La Ville de Québec ne compte pas uniformiser les trottoirs de l’avenue Royale pour l’instant.
La Ville de Québec ne compte pas uniformiser les trottoirs de l’avenue Royale pour l’instant.

Québec insolite: les trottoirs de l’avenue Royale [VIDÉO]

Cet été, Le Soleil braque ses projecteurs sur certains détails inusités de la ville de Québec et de ses environs. Parce que notre belle capitale cultive sa part d’insolite, parce que derrière chacune de ces curiosités se cache une histoire qui mérite d’être racontée. Aujourd’hui : les trottoirs hétéroclites de l’avenue Royale dans le Vieux-Beauport.

Si vous vous baladez sur l’avenue Royale dans le Vieux-Beauport, vous remarquerez tout de suite la beauté de ses maisons ancestrales. Mais attention de ne par trébucher sur les trottoirs hétéroclites! Vous y trouverez du ciment lisse, du ciment qui tente d’imiter du pavé, plusieurs types de pavés différents, du vieux, de l’endommagé, du moderne, de l’élaboré et beaucoup de «tout croche». Mais comment se fait-il que dans un quartier historique comme celui-ci, les trottoirs ne soient pas rénovés de façon plus esthétique? Pour comprendre, il faut faire quelques pas en arrière.

Les fusions

Selon le directeur général de la Ville de Beauport de 1974 à 2000, André Letendre, cette problématique remonte à la fusion des six municipalités du premier janvier 1976. 

Avant cela, chaque municipalité avait ses normes, ses largeurs de trottoir, son mode de déneigement et ça, c’est s’il existait un trottoir. «Avec les années, chacune des municipalités a rénové l’avenue royale à sa façon. Par exemple dans l’ancien Giffard, le chemin Royal était pourvu de trottoirs des deux côtés sur une bonne partie du chemin», explique -t-il. «En 1976, les urbanistes devaient faire les rénovations de façon conforme aux technologies de la nouvelle ville». 

En 2002, la Ville de Beauport devient un arrondissement de la Ville de Québec lors d’une seconde fusion.
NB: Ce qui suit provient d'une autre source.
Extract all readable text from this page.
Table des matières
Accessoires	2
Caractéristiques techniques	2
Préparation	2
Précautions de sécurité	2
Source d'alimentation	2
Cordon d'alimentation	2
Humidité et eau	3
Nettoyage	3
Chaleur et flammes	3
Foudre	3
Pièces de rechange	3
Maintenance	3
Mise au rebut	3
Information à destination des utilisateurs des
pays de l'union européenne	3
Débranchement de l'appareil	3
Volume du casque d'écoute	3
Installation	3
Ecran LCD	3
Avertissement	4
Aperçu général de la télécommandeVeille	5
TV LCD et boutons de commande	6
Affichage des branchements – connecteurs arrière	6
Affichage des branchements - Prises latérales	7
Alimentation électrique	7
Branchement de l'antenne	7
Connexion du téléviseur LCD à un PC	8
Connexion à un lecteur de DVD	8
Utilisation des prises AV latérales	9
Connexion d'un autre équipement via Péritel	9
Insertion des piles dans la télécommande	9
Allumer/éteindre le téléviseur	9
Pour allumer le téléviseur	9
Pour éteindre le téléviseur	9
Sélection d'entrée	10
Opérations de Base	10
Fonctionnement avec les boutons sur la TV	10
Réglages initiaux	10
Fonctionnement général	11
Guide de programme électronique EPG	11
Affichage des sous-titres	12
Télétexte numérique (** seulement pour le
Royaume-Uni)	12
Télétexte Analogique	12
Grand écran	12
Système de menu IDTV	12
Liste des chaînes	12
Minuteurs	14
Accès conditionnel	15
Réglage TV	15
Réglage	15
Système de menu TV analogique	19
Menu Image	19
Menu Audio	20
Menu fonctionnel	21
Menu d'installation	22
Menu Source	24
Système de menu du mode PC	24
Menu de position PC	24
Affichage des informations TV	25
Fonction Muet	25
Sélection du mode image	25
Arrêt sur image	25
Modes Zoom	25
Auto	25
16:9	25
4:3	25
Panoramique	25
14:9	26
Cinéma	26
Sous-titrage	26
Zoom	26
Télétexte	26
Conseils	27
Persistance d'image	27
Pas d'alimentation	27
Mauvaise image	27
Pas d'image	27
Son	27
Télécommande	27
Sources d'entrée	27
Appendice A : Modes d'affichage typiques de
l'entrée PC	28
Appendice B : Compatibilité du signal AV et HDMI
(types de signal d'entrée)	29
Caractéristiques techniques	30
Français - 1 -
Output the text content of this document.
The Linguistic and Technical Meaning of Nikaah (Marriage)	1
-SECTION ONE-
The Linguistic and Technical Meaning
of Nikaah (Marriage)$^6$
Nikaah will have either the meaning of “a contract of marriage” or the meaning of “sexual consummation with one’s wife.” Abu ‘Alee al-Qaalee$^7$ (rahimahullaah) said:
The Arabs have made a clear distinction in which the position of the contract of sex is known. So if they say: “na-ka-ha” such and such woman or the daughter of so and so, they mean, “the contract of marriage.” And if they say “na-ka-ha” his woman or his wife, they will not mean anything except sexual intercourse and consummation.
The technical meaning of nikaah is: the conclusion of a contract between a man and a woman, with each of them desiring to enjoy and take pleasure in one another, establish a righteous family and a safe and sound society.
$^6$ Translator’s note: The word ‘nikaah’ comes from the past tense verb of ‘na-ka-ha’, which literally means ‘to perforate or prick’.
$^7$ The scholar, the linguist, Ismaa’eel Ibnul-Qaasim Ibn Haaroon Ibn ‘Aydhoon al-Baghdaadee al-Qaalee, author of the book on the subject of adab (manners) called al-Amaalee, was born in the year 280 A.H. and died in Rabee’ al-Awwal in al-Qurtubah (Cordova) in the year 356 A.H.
Une décision qui a mis fin à de nombreux projets amorcés par le centre local de développement du secteur au milieu des années 90, selon l’ancien conseiller municipal et le résident de Beauport depuis plus de 50 ans, Jean Blanchet : «On avait une vision tant au niveau touristique, qu’au niveau commercial, tout en protégeant les zones résidentielles», explique-t-il. «Les plans qui avaient été amorcés ont disparu au fil des ans», déplore-t-il.

Des rénovations coûteuses 

L’arrondissement historique de Beauport voit le jour le 6 mai 1964 et s’agrandit le 3 juillet 1985. Il s’étend sur environ six kilomètres, le long du chemin et de l’avenue Royale, depuis la rue des Martyrs jusqu’à la jonction de l’avenue Royale et du boulevard des Chutes. C’est à cette époque, raconte Jean Blanchet, que les réglementations apparaissent en ce qui a trait à la rénovation des maisons anciennes sur l’avenue Royale. Une décision qui engendre des coûts et des délais particulièrement élevés aux résidents qui veulent rénover leur propriété. «Ces exigences doivent être maintenues selon moi, par contre, si l’on exige ça aux propriétaires, on doit aussi comme municipalité avoir une même rigueur dans l’aménagement urbain», indique-t-il en ajoutant qu’il faut aussi rendre les subventions plus accessibles pour encourager les résidents à rénover ces bâtiments. 

La seigneurie de Beauport est concédée à Robert Giffard et à sa famille en 1634. 32 ans plus tard, le territoire compte 29 foyers pour un total de 184 habitants. Aujourd’hui, plusieurs maisons datant du 18e siècle ont encore fière allure le long de l’avenue. 

Gilles et Nicole Savard qui habitent le quartier depuis plusieurs années trouvent en effet que les trottoirs sont assez «maganés» comparés à l’allure des maisons. Monsieur Savard dit même être allé à l’hôtel de ville pour soulever le problème. «Ce serait le fun d’avoir un beau trottoir tout le long», ajoute sa femme même si le problème ne semble pas être une priorité pour eux. 

De son côté, la Ville de Québec ne compte pas uniformiser les trottoirs de l’avenue pour l’instant. «Les trottoirs étant fonctionnels, la Ville prévoit quelques interventions de réparation ciblées selon le besoin, mais n’a pas de projet de réfection majeure des infrastructures à court terme pour l’avenue Royale dans le secteur du Vieux-Beauport», a répondu par courriel le porte-parole principal de la Ville, David O’Brien.